As such, Milne’s invented world is also saturated with loss, poignantly embodied in the depressed donkey character of Eyore, who sees no reasons to be cheerful. It is also haunted by the threat of leaving the safe space of the wood for places over the horizon that can’t yet be seen. When Christopher Robin and Pooh organise an “expotition” to the North Pole, they find a large pole in the woods and label it accordingly.

Toys, argues Herbrechter, are intimately concerned with storytelling. They are “like little story machines, narrative catalysers, objects that help make sense of the world”.

This idea is addressed with humour and complexity in Milne’s writing, and beautifully rendered in Shepard’s illustrations that always emphasise the “toyness” of the animals. It explains much about why these books have remained so loved.

Pooh the satirist

Milne shows his real life son Christopher (whom Christopher Robin was named after) how playing with his toys is a kind of writing, just as the playwright makes scenes for his characters.
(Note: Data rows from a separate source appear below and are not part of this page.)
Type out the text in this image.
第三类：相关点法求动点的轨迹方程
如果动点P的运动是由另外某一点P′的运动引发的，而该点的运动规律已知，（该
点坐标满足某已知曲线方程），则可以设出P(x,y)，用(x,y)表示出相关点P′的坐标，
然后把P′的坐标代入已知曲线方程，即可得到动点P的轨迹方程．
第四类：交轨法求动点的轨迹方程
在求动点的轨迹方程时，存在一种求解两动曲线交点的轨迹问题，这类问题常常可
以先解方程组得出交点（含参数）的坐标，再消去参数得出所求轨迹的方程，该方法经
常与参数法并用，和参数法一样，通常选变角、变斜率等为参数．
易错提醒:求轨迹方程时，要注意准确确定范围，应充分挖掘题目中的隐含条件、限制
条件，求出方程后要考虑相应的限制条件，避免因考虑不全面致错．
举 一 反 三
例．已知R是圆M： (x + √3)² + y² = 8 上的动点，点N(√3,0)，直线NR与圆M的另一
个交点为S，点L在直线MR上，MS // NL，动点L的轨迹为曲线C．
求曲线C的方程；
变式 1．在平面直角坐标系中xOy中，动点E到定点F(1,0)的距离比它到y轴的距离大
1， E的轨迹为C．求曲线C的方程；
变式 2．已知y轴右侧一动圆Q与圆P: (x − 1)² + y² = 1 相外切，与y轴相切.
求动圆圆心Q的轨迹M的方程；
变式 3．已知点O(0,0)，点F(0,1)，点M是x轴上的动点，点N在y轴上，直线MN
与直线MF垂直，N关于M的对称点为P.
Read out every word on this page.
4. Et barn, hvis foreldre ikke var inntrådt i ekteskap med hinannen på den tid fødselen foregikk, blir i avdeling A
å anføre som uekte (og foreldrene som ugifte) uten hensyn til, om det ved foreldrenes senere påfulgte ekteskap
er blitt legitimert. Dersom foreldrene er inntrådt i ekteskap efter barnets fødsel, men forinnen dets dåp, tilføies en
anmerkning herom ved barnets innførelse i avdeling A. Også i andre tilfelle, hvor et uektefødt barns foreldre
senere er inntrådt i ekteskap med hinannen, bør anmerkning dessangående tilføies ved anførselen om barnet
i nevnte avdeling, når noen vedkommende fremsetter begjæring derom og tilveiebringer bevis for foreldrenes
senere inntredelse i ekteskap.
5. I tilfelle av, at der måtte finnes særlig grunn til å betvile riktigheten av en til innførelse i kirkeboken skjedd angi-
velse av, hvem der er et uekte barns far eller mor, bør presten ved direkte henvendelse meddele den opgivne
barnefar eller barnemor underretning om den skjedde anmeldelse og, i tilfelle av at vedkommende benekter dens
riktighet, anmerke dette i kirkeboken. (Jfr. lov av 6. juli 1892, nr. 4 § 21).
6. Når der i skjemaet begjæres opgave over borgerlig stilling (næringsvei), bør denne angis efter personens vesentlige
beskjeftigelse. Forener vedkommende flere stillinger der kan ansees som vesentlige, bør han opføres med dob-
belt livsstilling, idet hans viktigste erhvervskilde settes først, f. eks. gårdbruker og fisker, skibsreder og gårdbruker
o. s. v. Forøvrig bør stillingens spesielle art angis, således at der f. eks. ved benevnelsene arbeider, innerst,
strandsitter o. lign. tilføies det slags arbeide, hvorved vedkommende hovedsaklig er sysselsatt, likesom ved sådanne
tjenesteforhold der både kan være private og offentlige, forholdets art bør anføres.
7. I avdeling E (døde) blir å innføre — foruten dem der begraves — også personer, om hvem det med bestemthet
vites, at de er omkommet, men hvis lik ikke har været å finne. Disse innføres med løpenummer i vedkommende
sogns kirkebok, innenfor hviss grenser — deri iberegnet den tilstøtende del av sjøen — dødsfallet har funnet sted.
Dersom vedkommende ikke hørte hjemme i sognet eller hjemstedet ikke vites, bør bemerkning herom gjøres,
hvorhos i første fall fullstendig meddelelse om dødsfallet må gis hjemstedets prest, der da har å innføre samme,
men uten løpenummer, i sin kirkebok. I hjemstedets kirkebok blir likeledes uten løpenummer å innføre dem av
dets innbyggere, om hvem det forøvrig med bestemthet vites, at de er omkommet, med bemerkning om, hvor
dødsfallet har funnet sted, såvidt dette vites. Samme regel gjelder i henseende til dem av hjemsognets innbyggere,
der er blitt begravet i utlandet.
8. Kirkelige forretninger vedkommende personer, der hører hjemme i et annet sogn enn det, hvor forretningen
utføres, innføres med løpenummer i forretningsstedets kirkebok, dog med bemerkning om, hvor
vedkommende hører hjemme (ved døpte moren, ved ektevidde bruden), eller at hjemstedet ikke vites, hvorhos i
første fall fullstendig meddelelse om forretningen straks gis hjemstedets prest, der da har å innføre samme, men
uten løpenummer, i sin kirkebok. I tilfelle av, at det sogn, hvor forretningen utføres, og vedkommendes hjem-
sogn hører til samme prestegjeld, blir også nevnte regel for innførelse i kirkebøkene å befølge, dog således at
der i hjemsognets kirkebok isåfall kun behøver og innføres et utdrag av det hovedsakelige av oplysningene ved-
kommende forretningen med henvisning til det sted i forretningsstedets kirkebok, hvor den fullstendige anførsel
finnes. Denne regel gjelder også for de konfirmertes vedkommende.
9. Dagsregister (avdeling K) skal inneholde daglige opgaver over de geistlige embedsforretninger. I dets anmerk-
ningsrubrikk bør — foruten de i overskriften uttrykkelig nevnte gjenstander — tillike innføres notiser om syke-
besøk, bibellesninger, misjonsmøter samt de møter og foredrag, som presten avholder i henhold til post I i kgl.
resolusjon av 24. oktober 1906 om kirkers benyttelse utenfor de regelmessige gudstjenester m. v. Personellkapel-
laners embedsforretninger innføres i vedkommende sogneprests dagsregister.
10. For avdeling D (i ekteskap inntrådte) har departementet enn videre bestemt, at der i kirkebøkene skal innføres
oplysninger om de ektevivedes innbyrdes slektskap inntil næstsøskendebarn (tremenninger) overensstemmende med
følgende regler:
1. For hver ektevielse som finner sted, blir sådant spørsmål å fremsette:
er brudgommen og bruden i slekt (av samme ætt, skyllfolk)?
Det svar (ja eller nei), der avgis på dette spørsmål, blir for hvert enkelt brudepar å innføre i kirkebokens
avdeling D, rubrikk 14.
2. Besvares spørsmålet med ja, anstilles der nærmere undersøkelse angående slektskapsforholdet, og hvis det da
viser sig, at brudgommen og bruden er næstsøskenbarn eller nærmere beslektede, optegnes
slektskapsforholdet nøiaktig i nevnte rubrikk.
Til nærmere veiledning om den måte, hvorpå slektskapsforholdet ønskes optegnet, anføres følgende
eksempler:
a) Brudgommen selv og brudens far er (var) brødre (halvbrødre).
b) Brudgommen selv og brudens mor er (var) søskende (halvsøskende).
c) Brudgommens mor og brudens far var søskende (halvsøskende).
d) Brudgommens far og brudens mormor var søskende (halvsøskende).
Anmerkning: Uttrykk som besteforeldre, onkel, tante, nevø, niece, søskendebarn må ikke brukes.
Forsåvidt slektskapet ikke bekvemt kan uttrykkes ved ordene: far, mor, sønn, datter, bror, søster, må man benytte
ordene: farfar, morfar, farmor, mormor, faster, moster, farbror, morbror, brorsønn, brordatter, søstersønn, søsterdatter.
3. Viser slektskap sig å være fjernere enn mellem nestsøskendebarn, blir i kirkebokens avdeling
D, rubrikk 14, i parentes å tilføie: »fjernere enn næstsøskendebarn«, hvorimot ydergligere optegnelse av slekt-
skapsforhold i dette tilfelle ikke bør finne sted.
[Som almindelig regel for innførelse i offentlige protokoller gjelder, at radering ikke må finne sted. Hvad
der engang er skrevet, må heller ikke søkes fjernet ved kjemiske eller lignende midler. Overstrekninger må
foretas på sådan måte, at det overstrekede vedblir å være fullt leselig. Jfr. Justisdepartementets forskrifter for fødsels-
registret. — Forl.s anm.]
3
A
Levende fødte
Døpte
Before he wrote the Pooh stories, Milne worked as a playwright and as a satirist at Punch magazine.

We can detect the specific pleasures of introducing the craft of storytelling to his son from a man who made a living from writing. Milne’s stories gently teach the young credulous reader, who reads literally, that they may be other more rewarding ways of interpreting the world, and what the difference is between what people say and what they mean.

Milne offers the pleasures of word play. The narrator explains that “Winnie the Pooh lived in the forest all by himself under the name of Sanders”, which meant “he had the name over the door in gold letters and lived under it”.

The non-literal reader is invited to find this funny. Similarly, if Piglet says anything “carelessly” he is probably concealing a very important wish. He will say he isn’t afraid when he wants to appear brave.

Although the Pooh books were famously dismissed by fellow satirist Dorothy Parker, who wrote a dismayed and withering review of Winnie-the-Pooh, the success of Milne’s works suggests that he managed to translate his love of making stories into a form that beguiled the child reader. Stories which showed how they too might make an imaginative life for themselves in the world of storytelling and understand how to master words and meanings.

In one notable scene Pooh finds himself stuck on the doorway to Rabbit’s house, and must wait for a week until he is thin enough to be pulled free. Christopher Robin sits down with him and reads him a “sustaining book”, such as would help and comfort a Wedged Bear in Great Tightness.

The ConversationThe comforting presence and companionship of a good book is something all readers of Pooh take away with them. And it is perhaps this which explains the enduring popularity of these stories, which taught us how to read and write in our own way.